Learning Paths » 5A Interacting

GMargarit - The Waste Land
by GMargarit - (2009-02-03)
Up to  Modernist Literary Output. From V. Woolf to T.S.Eliot to J. JoyceUp to task document list
It is an anthology of states of mind based on hallucinations, fragmentary, impressions and opposition.
The Burial of the Dead focuses on the opposition between sterility and fertility, life and death.
The poem starts with a sense with a resistance to change, which we can see in lines, where he speaks, about "forgetful snow", "April is the cruellest month" and "dried tubers".
The concept of history is conveyed through quotations. T.S. Elliot wants to show that events are repeated in the history and that some situations of the past prepare future developments, so the poem is seen as living unity.
The present and the past exist in the same time in every mind and create a continuity of space and time.
Thanks to the mythical method he shows the contrast between present and past speaking about the present waste life in contrast with metaphor of men's search of spiritual salvation of the Oly Grail.
In the first stanza, Elliot describes April as a cruel month and opposes it to Winter. He recalls the opening of Canterbury Tales, where Chaucer describes April as the month of rebirth. The myth of fertility appears in the first stanza with the verbs "breeding", "stirring" and in the seven line he speaks about a "little life" which is juxtaposed to "dried tubers" which give us the image of sterility. The technical of juxtaposition is a precise choice to highlight particular concept.
The rhythm scheme is free, which emphasizes the confusion and fragmentary of ideas, as a matter of fact from line 8 to line 18, we find images of landscape, children and German sentences.
In the second stanza the author uses the technical of implication through the questions the reader should answer.

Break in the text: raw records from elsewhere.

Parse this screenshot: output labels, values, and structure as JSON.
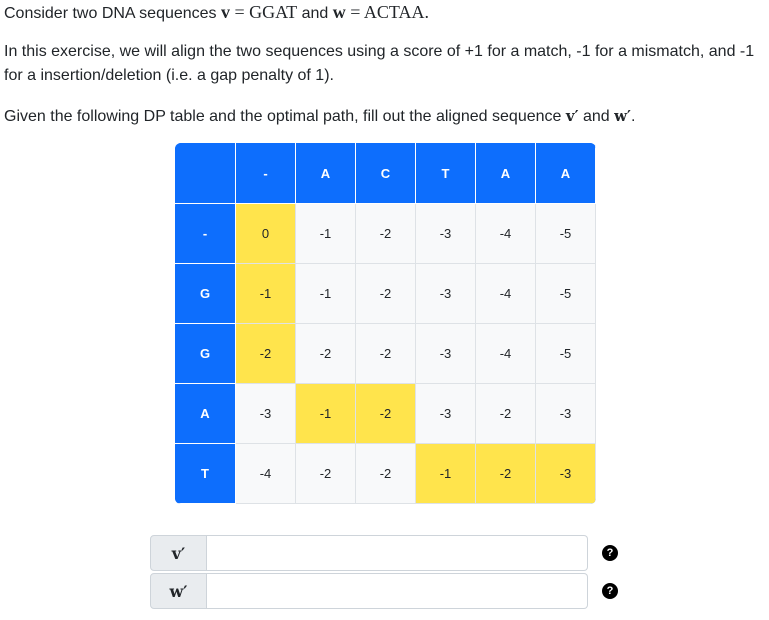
{
  "intro": {
    "prefix": "Consider two DNA sequences ",
    "v_symbol": "v",
    "v_eq": " = GGAT",
    "and": " and ",
    "w_symbol": "w",
    "w_eq": " = ACTAA."
  },
  "exercise_text": "In this exercise, we will align the two sequences using a score of +1 for a match, -1 for a mismatch, and -1 for a insertion/deletion (i.e. a gap penalty of 1).",
  "instruction": {
    "prefix": "Given the following DP table and the optimal path, fill out the aligned sequence ",
    "v_prime": "v′",
    "and": " and ",
    "w_prime": "w′",
    "suffix": "."
  },
  "dp_table": {
    "column_headers": [
      "-",
      "A",
      "C",
      "T",
      "A",
      "A"
    ],
    "row_headers": [
      "-",
      "G",
      "G",
      "A",
      "T"
    ],
    "rows": [
      [
        "0",
        "-1",
        "-2",
        "-3",
        "-4",
        "-5"
      ],
      [
        "-1",
        "-1",
        "-2",
        "-3",
        "-4",
        "-5"
      ],
      [
        "-2",
        "-2",
        "-2",
        "-3",
        "-4",
        "-5"
      ],
      [
        "-3",
        "-1",
        "-2",
        "-3",
        "-2",
        "-3"
      ],
      [
        "-4",
        "-2",
        "-2",
        "-1",
        "-2",
        "-3"
      ]
    ],
    "highlighted_path": [
      [
        0,
        0
      ],
      [
        1,
        0
      ],
      [
        2,
        0
      ],
      [
        3,
        1
      ],
      [
        3,
        2
      ],
      [
        4,
        3
      ],
      [
        4,
        4
      ],
      [
        4,
        5
      ]
    ],
    "colors": {
      "header": "#0d6efd",
      "path": "#ffe44c",
      "cell": "#f8f9fa"
    }
  },
  "answers": [
    {
      "label": "v′",
      "value": "",
      "help_icon": "question-circle"
    },
    {
      "label": "w′",
      "value": "",
      "help_icon": "question-circle"
    }
  ]
}
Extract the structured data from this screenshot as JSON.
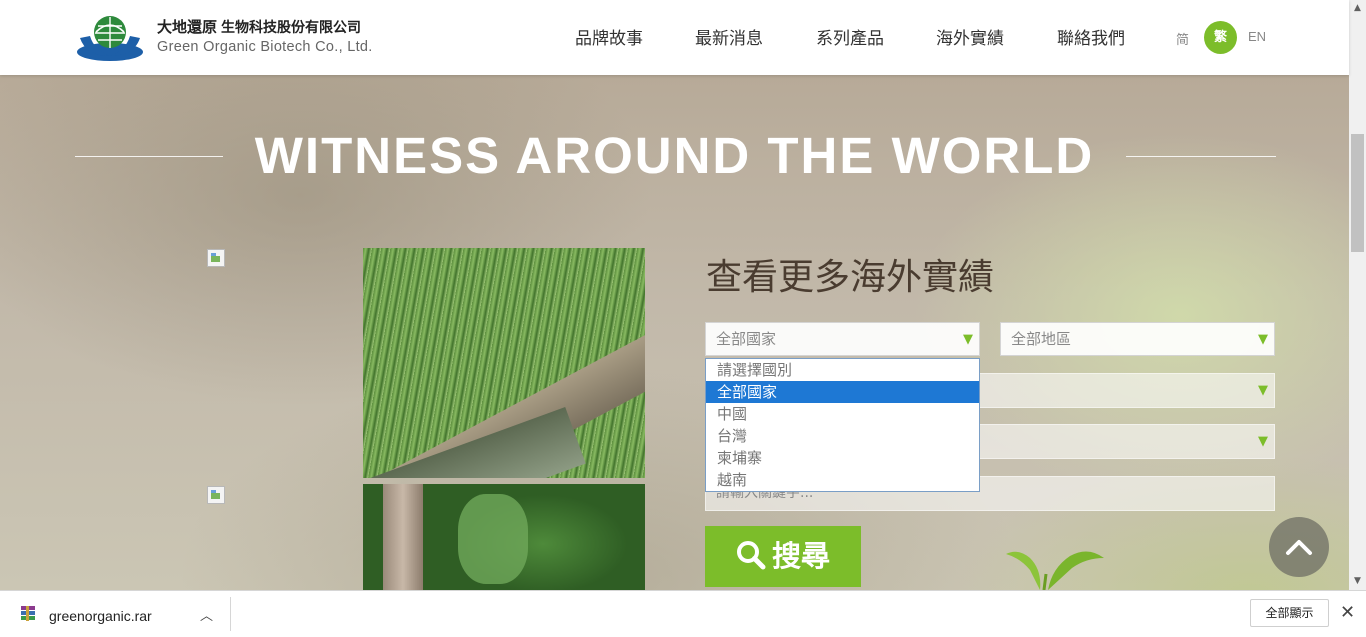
{
  "header": {
    "brand_cn": "大地還原",
    "brand_cn_sub": "生物科技股份有限公司",
    "brand_en": "Green Organic Biotech Co., Ltd.",
    "nav": [
      "品牌故事",
      "最新消息",
      "系列產品",
      "海外實績",
      "聯絡我們"
    ],
    "lang_simplified": "简",
    "lang_traditional": "繁",
    "lang_en": "EN"
  },
  "hero": {
    "title": "WITNESS AROUND THE WORLD"
  },
  "search": {
    "title": "查看更多海外實績",
    "country_value": "全部國家",
    "region_value": "全部地區",
    "keyword_placeholder": "請輸入關鍵字...",
    "button_label": "搜尋",
    "country_options": [
      "請選擇國別",
      "全部國家",
      "中國",
      "台灣",
      "柬埔寨",
      "越南"
    ]
  },
  "download_bar": {
    "file_name": "greenorganic.rar",
    "show_all": "全部顯示"
  },
  "colors": {
    "accent": "#7cbd2a",
    "selected_option": "#1e78d4"
  }
}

The use of metaphor, through the technique of objective correlative refers to the main idea of old composition, evoking sensation of sterility and fertility and images of life and death: "a dead tree" isn't even able to produce shadow. In this stanza there is the repetition of the word "shadow" and the sound "sh", it recalls the sound of water which is the image of fertility, it is antithesis with drieness which represents sterility.

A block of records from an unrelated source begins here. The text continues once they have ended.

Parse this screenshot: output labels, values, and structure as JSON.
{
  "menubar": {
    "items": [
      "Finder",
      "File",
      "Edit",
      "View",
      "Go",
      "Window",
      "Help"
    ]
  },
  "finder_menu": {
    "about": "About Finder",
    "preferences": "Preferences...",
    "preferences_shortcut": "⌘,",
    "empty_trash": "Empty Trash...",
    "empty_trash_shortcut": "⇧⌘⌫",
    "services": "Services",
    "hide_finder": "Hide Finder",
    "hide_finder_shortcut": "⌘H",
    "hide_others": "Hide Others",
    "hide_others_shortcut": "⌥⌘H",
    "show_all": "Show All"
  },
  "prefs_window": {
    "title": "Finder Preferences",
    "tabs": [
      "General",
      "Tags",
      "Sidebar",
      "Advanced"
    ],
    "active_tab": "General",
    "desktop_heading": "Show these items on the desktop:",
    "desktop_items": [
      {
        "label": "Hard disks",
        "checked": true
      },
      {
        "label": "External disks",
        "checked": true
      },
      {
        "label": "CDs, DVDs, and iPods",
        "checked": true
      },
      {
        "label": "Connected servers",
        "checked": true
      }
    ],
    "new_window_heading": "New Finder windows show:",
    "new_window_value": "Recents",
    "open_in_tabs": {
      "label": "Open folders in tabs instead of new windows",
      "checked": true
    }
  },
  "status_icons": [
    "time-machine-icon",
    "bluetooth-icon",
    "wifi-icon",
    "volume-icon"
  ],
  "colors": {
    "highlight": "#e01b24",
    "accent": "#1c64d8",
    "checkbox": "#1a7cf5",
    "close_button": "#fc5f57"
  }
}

In third stanza we find the figure of Madame Sosostris, a famous clairyante who appears as a normal woman. She reads the cards projecting the mind in future but a future with the fear of death; (a scene which recalls the "walking around the ring" of people in the "Divina Commedia")
In the last stanza the speaking voice describes the contemporary life in the city in contrast with the Heroic past, using hints from work of art of literally masterpiece: "I had not thought death had undone so many", "sighs, short and infrequent, were exhaled", "There I saw one I knew and stopped him, crying, Stetson" refers to Divina Commedia.
The image of London is unreal, full of "ghosts" and which are hopeless. The connection of present and past which live in the same time in the mind and it is clear in line 68 where the stroke of nine means the opening time of offices of the City but recalls the time when Christ died. The idea of dead merges in the line 71, where the (corps) recalls the Egyptian rite: they buried the god of fertility.
The poem is characterized by a frequent use of different personal pronomes, "We", "I", "you" and "he", shifting from passive actor, common people and an accompliance. The author involves the reader, to become a sort of character in the flow of thoughts of the writer.
The poem reveals the fragmentary of the present world, and gives the image of the life, lived between life and death, sterility and fertility, Spring and Winter, water and drieness. We have the sensation of negativity of a life embodying death within life.